We further explored the relationship between PRMT5 and Nrf2 in a mouse model of renal I/R injury. Consistent with the results of the cell experiments, the expression of Nrf2/HO-1 was significantly increased and the level of H₂O₂ drastically reduced after EPZ treatment. These results implied that PRMT5 inhibition may attenuate oxidative stress via the activation of Nrf2/HO-1. Khor et al. demonstrated that the activity of Nrf2 was blocked following the methylation of Nrf2 [61]. Although PRMT5 may regulate the expression of Nrf2/HO-1, a limitation of this study is that the epigenetic mechanism of PRMT5 involved in the regulation of Nrf2/HO-1 remains unclear. Unquestionably, the specific interaction between PRMT5 and Nrf2/HO-1 warrants further investigation.

5. Conclusions

In conclusion, the present study verified that PRMT5 inhibition offers protection against kidney damage induced by I/R. Furthermore, we demonstrated that PRMT5 inhibition prevented renal cells from ROS-induced inflammation and pyroptosis through the activation of the Nrf2/HO-1 signaling pathway and promoted tubular cell proliferation.
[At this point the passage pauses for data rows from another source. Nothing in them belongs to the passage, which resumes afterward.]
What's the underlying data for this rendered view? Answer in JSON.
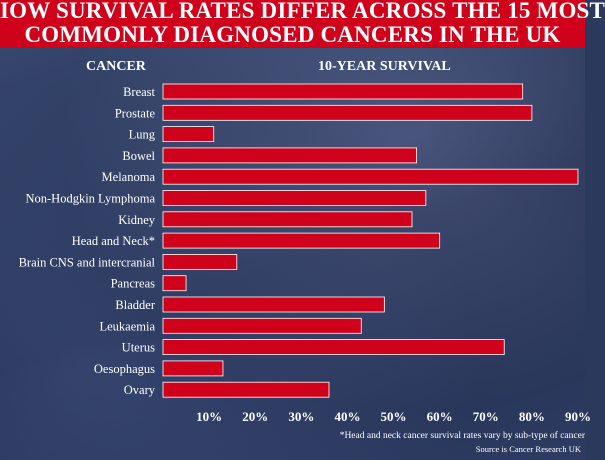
{
  "title": {
    "line1": "IOW SURVIVAL RATES DIFFER ACROSS THE 15 MOST",
    "line2": "COMMONLY DIAGNOSED CANCERS IN THE UK"
  },
  "column_headers": {
    "category": "CANCER",
    "value": "10-YEAR SURVIVAL"
  },
  "chart_data": {
    "type": "bar",
    "orientation": "horizontal",
    "categories": [
      "Breast",
      "Prostate",
      "Lung",
      "Bowel",
      "Melanoma",
      "Non-Hodgkin Lymphoma",
      "Kidney",
      "Head and Neck*",
      "Brain CNS and intercranial",
      "Pancreas",
      "Bladder",
      "Leukaemia",
      "Uterus",
      "Oesophagus",
      "Ovary"
    ],
    "values": [
      78,
      80,
      11,
      55,
      90,
      57,
      54,
      60,
      16,
      5,
      48,
      43,
      74,
      13,
      36
    ],
    "xlim": [
      0,
      90
    ],
    "tick_values": [
      10,
      20,
      30,
      40,
      50,
      60,
      70,
      80,
      90
    ],
    "tick_labels": [
      "10%",
      "20%",
      "30%",
      "40%",
      "50%",
      "60%",
      "70%",
      "80%",
      "90%"
    ],
    "bar_color": "#d0021b",
    "grid": false,
    "legend": "none"
  },
  "footnote": "*Head and neck cancer survival rates vary by sub-type of cancer",
  "source": "Source is Cancer Research UK",
  "colors": {
    "banner": "#d0021b",
    "bar": "#d0021b",
    "text": "#ffffff"
  }
}
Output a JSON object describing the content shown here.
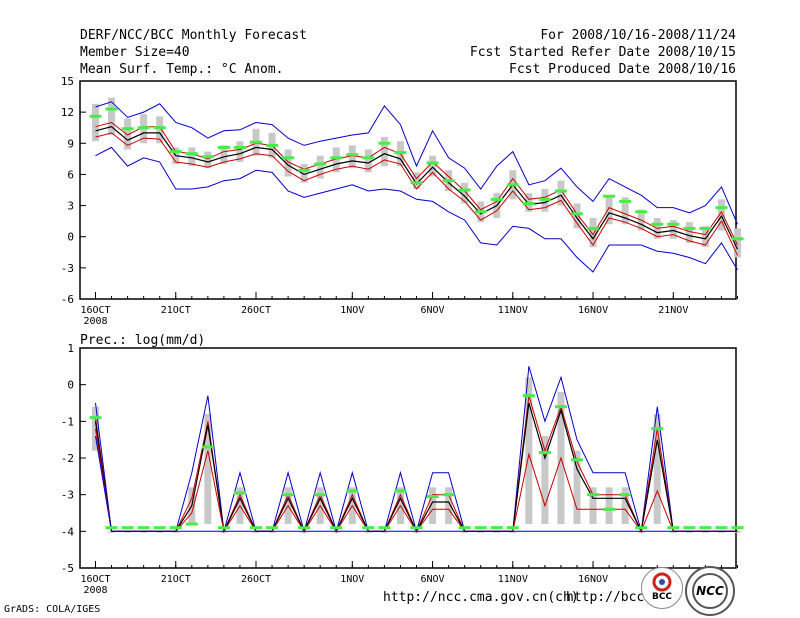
{
  "header": {
    "left": [
      "DERF/NCC/BCC Monthly Forecast",
      "Member Size=40",
      "Mean Surf. Temp.: °C Anom."
    ],
    "right": [
      "For 2008/10/16-2008/11/24",
      "Fcst Started Refer Date 2008/10/15",
      "Fcst Produced Date 2008/10/16"
    ]
  },
  "footer": {
    "credit": "GrADS: COLA/IGES",
    "url1": "http://ncc.cma.gov.cn(ch)",
    "url2": "http://bcc.",
    "logo_bcc_text": "BCC",
    "logo_ncc_text": "NCC"
  },
  "colors": {
    "max": "#0000cc",
    "min": "#0000cc",
    "p_upper": "#cc0000",
    "p_lower": "#cc0000",
    "mean": "#000000",
    "box": "#c8c8c8",
    "obs": "#44ee44"
  },
  "chart_data": [
    {
      "type": "line",
      "title": "Mean Surf. Temp.: °C Anom.",
      "x_start": "2008-10-16",
      "x_ticks": [
        {
          "day": 0,
          "label": "16OCT"
        },
        {
          "day": 5,
          "label": "21OCT"
        },
        {
          "day": 10,
          "label": "26OCT"
        },
        {
          "day": 16,
          "label": "1NOV"
        },
        {
          "day": 21,
          "label": "6NOV"
        },
        {
          "day": 26,
          "label": "11NOV"
        },
        {
          "day": 31,
          "label": "16NOV"
        },
        {
          "day": 36,
          "label": "21NOV"
        }
      ],
      "year_label": "2008",
      "ylim": [
        -6,
        15
      ],
      "yticks": [
        -6,
        -3,
        0,
        3,
        6,
        9,
        12,
        15
      ],
      "series": [
        {
          "name": "max",
          "values": [
            12.5,
            13.0,
            11.5,
            12.0,
            12.8,
            11.0,
            10.5,
            9.5,
            10.2,
            10.3,
            11.0,
            10.8,
            9.5,
            8.8,
            9.2,
            9.5,
            9.8,
            10.0,
            12.6,
            10.8,
            6.8,
            10.2,
            7.6,
            6.6,
            4.6,
            6.8,
            8.2,
            5.0,
            5.4,
            6.6,
            4.8,
            3.4,
            5.6,
            4.8,
            4.0,
            2.8,
            2.8,
            2.3,
            3.0,
            4.8,
            1.2
          ]
        },
        {
          "name": "p_upper",
          "values": [
            10.6,
            11.0,
            9.8,
            10.6,
            10.6,
            8.2,
            8.0,
            7.5,
            8.2,
            8.4,
            9.0,
            8.8,
            7.2,
            6.5,
            7.0,
            7.5,
            7.8,
            7.6,
            8.6,
            8.0,
            5.6,
            7.2,
            5.8,
            4.4,
            2.6,
            3.4,
            5.6,
            3.6,
            3.8,
            4.5,
            2.2,
            0.2,
            2.8,
            2.2,
            1.6,
            0.8,
            1.0,
            0.5,
            0.2,
            2.4,
            -0.8
          ]
        },
        {
          "name": "mean",
          "values": [
            10.2,
            10.6,
            9.3,
            10.0,
            10.0,
            7.8,
            7.6,
            7.2,
            7.7,
            8.0,
            8.6,
            8.4,
            6.9,
            6.0,
            6.5,
            7.0,
            7.3,
            7.1,
            8.0,
            7.5,
            5.1,
            6.7,
            5.2,
            3.9,
            2.2,
            3.0,
            5.0,
            3.1,
            3.3,
            4.0,
            1.8,
            -0.2,
            2.3,
            1.8,
            1.2,
            0.4,
            0.6,
            0.1,
            -0.2,
            2.0,
            -1.2
          ]
        },
        {
          "name": "p_lower",
          "values": [
            9.6,
            10.0,
            8.8,
            9.5,
            9.4,
            7.2,
            7.0,
            6.7,
            7.2,
            7.5,
            8.0,
            7.8,
            6.3,
            5.4,
            6.0,
            6.5,
            6.8,
            6.5,
            7.4,
            7.0,
            4.6,
            6.2,
            4.6,
            3.4,
            1.6,
            2.5,
            4.4,
            2.6,
            2.8,
            3.5,
            1.3,
            -0.8,
            1.8,
            1.4,
            0.8,
            0.0,
            0.2,
            -0.4,
            -0.8,
            1.5,
            -1.8
          ]
        },
        {
          "name": "min",
          "values": [
            7.8,
            8.6,
            6.8,
            7.6,
            7.2,
            4.6,
            4.6,
            4.8,
            5.4,
            5.6,
            6.4,
            6.2,
            4.4,
            3.8,
            4.2,
            4.6,
            5.0,
            4.4,
            4.6,
            4.4,
            3.6,
            3.4,
            2.4,
            1.6,
            -0.6,
            -0.8,
            1.0,
            0.8,
            -0.2,
            -0.2,
            -2.0,
            -3.4,
            -0.8,
            -0.8,
            -0.8,
            -1.4,
            -1.6,
            -2.0,
            -2.6,
            -0.6,
            -3.2
          ]
        }
      ],
      "box_range": [
        [
          9.2,
          12.8
        ],
        [
          9.8,
          13.4
        ],
        [
          8.4,
          11.4
        ],
        [
          9.0,
          11.8
        ],
        [
          9.0,
          11.6
        ],
        [
          7.0,
          8.6
        ],
        [
          6.8,
          8.6
        ],
        [
          6.6,
          8.2
        ],
        [
          7.0,
          8.8
        ],
        [
          7.2,
          9.2
        ],
        [
          7.8,
          10.4
        ],
        [
          7.6,
          10.0
        ],
        [
          5.8,
          8.4
        ],
        [
          5.2,
          7.0
        ],
        [
          5.6,
          7.8
        ],
        [
          6.2,
          8.6
        ],
        [
          6.6,
          8.8
        ],
        [
          6.2,
          8.4
        ],
        [
          6.8,
          9.6
        ],
        [
          6.8,
          9.2
        ],
        [
          4.6,
          6.2
        ],
        [
          5.8,
          7.8
        ],
        [
          4.4,
          6.4
        ],
        [
          3.2,
          5.2
        ],
        [
          1.4,
          3.4
        ],
        [
          1.8,
          4.2
        ],
        [
          3.6,
          6.4
        ],
        [
          2.4,
          4.2
        ],
        [
          2.4,
          4.6
        ],
        [
          3.0,
          5.4
        ],
        [
          0.8,
          3.2
        ],
        [
          -1.0,
          1.8
        ],
        [
          1.2,
          4.0
        ],
        [
          1.2,
          3.8
        ],
        [
          0.6,
          2.6
        ],
        [
          -0.2,
          1.8
        ],
        [
          -0.2,
          1.6
        ],
        [
          -0.6,
          1.4
        ],
        [
          -1.0,
          1.0
        ],
        [
          0.6,
          3.6
        ],
        [
          -2.0,
          0.8
        ]
      ],
      "observed": [
        11.6,
        12.3,
        10.4,
        10.5,
        10.5,
        8.2,
        8.0,
        7.7,
        8.6,
        8.6,
        9.1,
        8.8,
        7.6,
        6.4,
        7.0,
        7.6,
        7.9,
        7.6,
        9.0,
        8.1,
        5.2,
        7.1,
        5.4,
        4.5,
        2.4,
        3.6,
        5.0,
        3.2,
        3.6,
        4.4,
        2.2,
        0.8,
        3.9,
        3.4,
        2.4,
        1.2,
        1.2,
        0.8,
        0.8,
        2.8,
        -0.2
      ]
    },
    {
      "type": "line",
      "title": "Prec.: log(mm/d)",
      "x_start": "2008-10-16",
      "x_ticks": [
        {
          "day": 0,
          "label": "16OCT"
        },
        {
          "day": 5,
          "label": "21OCT"
        },
        {
          "day": 10,
          "label": "26OCT"
        },
        {
          "day": 16,
          "label": "1NOV"
        },
        {
          "day": 21,
          "label": "6NOV"
        },
        {
          "day": 26,
          "label": "11NOV"
        },
        {
          "day": 31,
          "label": "16NOV"
        }
      ],
      "year_label": "2008",
      "ylim": [
        -5,
        1
      ],
      "yticks": [
        -5,
        -4,
        -3,
        -2,
        -1,
        0,
        1
      ],
      "series": [
        {
          "name": "max",
          "values": [
            -0.5,
            -4,
            -4,
            -4,
            -4,
            -4,
            -2.4,
            -0.3,
            -4,
            -2.4,
            -4,
            -4,
            -2.4,
            -4,
            -2.4,
            -4,
            -2.4,
            -4,
            -4,
            -2.4,
            -4,
            -2.4,
            -2.4,
            -4,
            -4,
            -4,
            -4,
            0.5,
            -1,
            0.2,
            -1.5,
            -2.4,
            -2.4,
            -2.4,
            -4,
            -0.6,
            -4,
            -4,
            -4,
            -4,
            -4
          ]
        },
        {
          "name": "p_upper",
          "values": [
            -0.9,
            -4,
            -4,
            -4,
            -4,
            -4,
            -3.1,
            -1.0,
            -4,
            -3.0,
            -4,
            -4,
            -3.0,
            -4,
            -3.0,
            -4,
            -3.0,
            -4,
            -4,
            -3.0,
            -4,
            -3.0,
            -3.0,
            -4,
            -4,
            -4,
            -4,
            -0.3,
            -1.8,
            -0.6,
            -2.1,
            -3.0,
            -3.0,
            -3.0,
            -4,
            -1.2,
            -4,
            -4,
            -4,
            -4,
            -4
          ]
        },
        {
          "name": "mean",
          "values": [
            -1.0,
            -4,
            -4,
            -4,
            -4,
            -4,
            -3.3,
            -1.1,
            -4,
            -3.1,
            -4,
            -4,
            -3.1,
            -4,
            -3.1,
            -4,
            -3.1,
            -4,
            -4,
            -3.1,
            -4,
            -3.2,
            -3.2,
            -4,
            -4,
            -4,
            -4,
            -0.5,
            -2.0,
            -0.7,
            -2.3,
            -3.1,
            -3.1,
            -3.1,
            -4,
            -1.5,
            -4,
            -4,
            -4,
            -4,
            -4
          ]
        },
        {
          "name": "p_lower",
          "values": [
            -1.2,
            -4,
            -4,
            -4,
            -4,
            -4,
            -3.5,
            -1.8,
            -4,
            -3.3,
            -4,
            -4,
            -3.3,
            -4,
            -3.3,
            -4,
            -3.3,
            -4,
            -4,
            -3.3,
            -4,
            -3.4,
            -3.4,
            -4,
            -4,
            -4,
            -4,
            -1.9,
            -3.3,
            -2.0,
            -3.4,
            -3.4,
            -3.4,
            -3.4,
            -4,
            -2.9,
            -4,
            -4,
            -4,
            -4,
            -4
          ]
        },
        {
          "name": "min",
          "values": [
            -1.4,
            -4,
            -4,
            -4,
            -4,
            -4,
            -4,
            -4,
            -4,
            -4,
            -4,
            -4,
            -4,
            -4,
            -4,
            -4,
            -4,
            -4,
            -4,
            -4,
            -4,
            -4,
            -4,
            -4,
            -4,
            -4,
            -4,
            -4,
            -4,
            -4,
            -4,
            -4,
            -4,
            -4,
            -4,
            -4,
            -4,
            -4,
            -4,
            -4,
            -4
          ]
        }
      ],
      "box_range": [
        [
          -1.8,
          -0.6
        ],
        [
          -4,
          -4
        ],
        [
          -4,
          -4
        ],
        [
          -4,
          -4
        ],
        [
          -4,
          -4
        ],
        [
          -4,
          -4
        ],
        [
          -3.8,
          -2.8
        ],
        [
          -3.8,
          -0.8
        ],
        [
          -4,
          -4
        ],
        [
          -3.8,
          -2.8
        ],
        [
          -4,
          -4
        ],
        [
          -4,
          -4
        ],
        [
          -3.8,
          -2.8
        ],
        [
          -4,
          -4
        ],
        [
          -3.8,
          -2.8
        ],
        [
          -4,
          -4
        ],
        [
          -3.8,
          -2.8
        ],
        [
          -4,
          -4
        ],
        [
          -4,
          -4
        ],
        [
          -3.8,
          -2.8
        ],
        [
          -4,
          -4
        ],
        [
          -3.8,
          -2.8
        ],
        [
          -3.8,
          -2.8
        ],
        [
          -4,
          -4
        ],
        [
          -4,
          -4
        ],
        [
          -4,
          -4
        ],
        [
          -4,
          -4
        ],
        [
          -3.8,
          0.2
        ],
        [
          -3.8,
          -1.4
        ],
        [
          -3.8,
          -0.2
        ],
        [
          -3.8,
          -1.8
        ],
        [
          -3.8,
          -2.8
        ],
        [
          -3.8,
          -2.8
        ],
        [
          -3.8,
          -2.8
        ],
        [
          -4,
          -4
        ],
        [
          -3.8,
          -0.8
        ],
        [
          -4,
          -4
        ],
        [
          -4,
          -4
        ],
        [
          -4,
          -4
        ],
        [
          -4,
          -4
        ],
        [
          -4,
          -4
        ]
      ],
      "observed": [
        -0.9,
        -3.9,
        -3.9,
        -3.9,
        -3.9,
        -3.9,
        -3.8,
        -1.7,
        -3.9,
        -2.95,
        -3.9,
        -3.9,
        -3.0,
        -3.9,
        -3.0,
        -3.9,
        -2.9,
        -3.9,
        -3.9,
        -2.9,
        -3.9,
        -3.05,
        -3.0,
        -3.9,
        -3.9,
        -3.9,
        -3.9,
        -0.3,
        -1.85,
        -0.6,
        -2.05,
        -3.0,
        -3.4,
        -3.0,
        -3.9,
        -1.2,
        -3.9,
        -3.9,
        -3.9,
        -3.9,
        -3.9
      ]
    }
  ]
}
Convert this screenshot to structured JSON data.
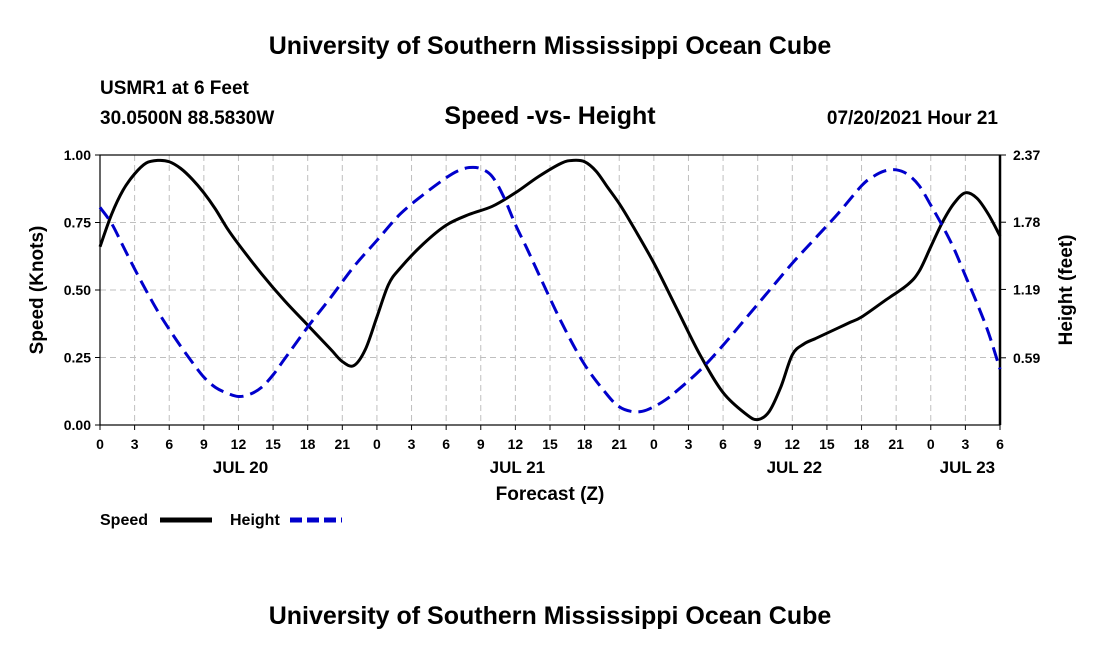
{
  "header": {
    "title": "University of Southern Mississippi Ocean Cube",
    "station": "USMR1 at 6 Feet",
    "coords": "30.0500N  88.5830W",
    "subtitle": "Speed -vs- Height",
    "datetime": "07/20/2021 Hour 21"
  },
  "footer": {
    "title": "University of Southern Mississippi Ocean Cube"
  },
  "colors": {
    "speed": "#000000",
    "height": "#0000cc",
    "grid": "#bfbfbf"
  },
  "chart_data": {
    "type": "line",
    "title": "Speed -vs- Height",
    "xlabel": "Forecast (Z)",
    "ylabel": "Speed (Knots)",
    "y2label": "Height (feet)",
    "x_unit": "hours since 2021-07-20 00Z",
    "xlim": [
      0,
      78
    ],
    "ylim": [
      0,
      1.0
    ],
    "y2lim": [
      0,
      2.37
    ],
    "x_ticks": [
      0,
      3,
      6,
      9,
      12,
      15,
      18,
      21,
      24,
      27,
      30,
      33,
      36,
      39,
      42,
      45,
      48,
      51,
      54,
      57,
      60,
      63,
      66,
      69,
      72,
      75,
      78
    ],
    "x_tick_labels": [
      "0",
      "3",
      "6",
      "9",
      "12",
      "15",
      "18",
      "21",
      "0",
      "3",
      "6",
      "9",
      "12",
      "15",
      "18",
      "21",
      "0",
      "3",
      "6",
      "9",
      "12",
      "15",
      "18",
      "21",
      "0",
      "3",
      "6"
    ],
    "y_ticks": [
      0,
      0.25,
      0.5,
      0.75,
      1.0
    ],
    "y_tick_labels": [
      "0.00",
      "0.25",
      "0.50",
      "0.75",
      "1.00"
    ],
    "y2_ticks": [
      0.59,
      1.19,
      1.78,
      2.37
    ],
    "y2_tick_labels": [
      "0.59",
      "1.19",
      "1.78",
      "2.37"
    ],
    "date_labels": [
      {
        "x": 12,
        "label": "JUL 20"
      },
      {
        "x": 36,
        "label": "JUL 21"
      },
      {
        "x": 60,
        "label": "JUL 22"
      },
      {
        "x": 75,
        "label": "JUL 23"
      }
    ],
    "series": [
      {
        "name": "Speed",
        "axis": "left",
        "style": "solid",
        "x": [
          0,
          1,
          2,
          3,
          4,
          5,
          6,
          7,
          8,
          9,
          10,
          11,
          12,
          14,
          16,
          18,
          20,
          21,
          22,
          23,
          24,
          25,
          26,
          28,
          30,
          32,
          34,
          36,
          38,
          40,
          41,
          42,
          43,
          44,
          45,
          46,
          48,
          50,
          52,
          54,
          56,
          57,
          58,
          59,
          60,
          61,
          62,
          63,
          64,
          65,
          66,
          68,
          70,
          71,
          72,
          73,
          74,
          75,
          76,
          77,
          78
        ],
        "values": [
          0.66,
          0.78,
          0.87,
          0.93,
          0.97,
          0.98,
          0.975,
          0.95,
          0.91,
          0.86,
          0.8,
          0.73,
          0.67,
          0.56,
          0.46,
          0.37,
          0.28,
          0.235,
          0.22,
          0.28,
          0.4,
          0.52,
          0.58,
          0.67,
          0.74,
          0.78,
          0.81,
          0.86,
          0.92,
          0.97,
          0.98,
          0.975,
          0.94,
          0.88,
          0.82,
          0.75,
          0.6,
          0.43,
          0.26,
          0.12,
          0.04,
          0.02,
          0.05,
          0.14,
          0.26,
          0.3,
          0.32,
          0.34,
          0.36,
          0.38,
          0.4,
          0.46,
          0.52,
          0.57,
          0.66,
          0.75,
          0.82,
          0.86,
          0.84,
          0.78,
          0.7
        ]
      },
      {
        "name": "Height",
        "axis": "right",
        "style": "dashed",
        "x": [
          0,
          1,
          2,
          3,
          4,
          5,
          6,
          7,
          8,
          9,
          10,
          11,
          12,
          13,
          14,
          15,
          16,
          18,
          20,
          22,
          24,
          26,
          28,
          30,
          31,
          32,
          33,
          34,
          35,
          36,
          37,
          38,
          40,
          42,
          44,
          45,
          46,
          47,
          48,
          49,
          50,
          52,
          54,
          56,
          58,
          60,
          62,
          64,
          66,
          67,
          68,
          69,
          70,
          71,
          72,
          73,
          74,
          75,
          76,
          77,
          78
        ],
        "values": [
          1.91,
          1.77,
          1.57,
          1.37,
          1.18,
          1.0,
          0.84,
          0.69,
          0.55,
          0.42,
          0.33,
          0.28,
          0.25,
          0.27,
          0.33,
          0.44,
          0.58,
          0.86,
          1.12,
          1.39,
          1.62,
          1.85,
          2.02,
          2.17,
          2.23,
          2.26,
          2.25,
          2.18,
          2.0,
          1.76,
          1.55,
          1.33,
          0.9,
          0.53,
          0.26,
          0.16,
          0.12,
          0.12,
          0.16,
          0.22,
          0.3,
          0.48,
          0.7,
          0.94,
          1.18,
          1.42,
          1.64,
          1.86,
          2.1,
          2.18,
          2.23,
          2.24,
          2.2,
          2.1,
          1.93,
          1.75,
          1.55,
          1.31,
          1.07,
          0.81,
          0.49
        ]
      }
    ],
    "legend": {
      "placement": "bottom-left",
      "entries": [
        "Speed",
        "Height"
      ]
    },
    "grid": true
  }
}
Therefore, PRMT5 may be a promising therapeutic target for renal I/R injury.

Data Availability

The data used to support the findings of this study are available from the corresponding author upon request.

Conflicts of Interest

All authors declare that there are no financial and personal conflicts of interest.

Authors' Contributions

Changhui Diao and Zhiyuan Chen contributed equally to this work.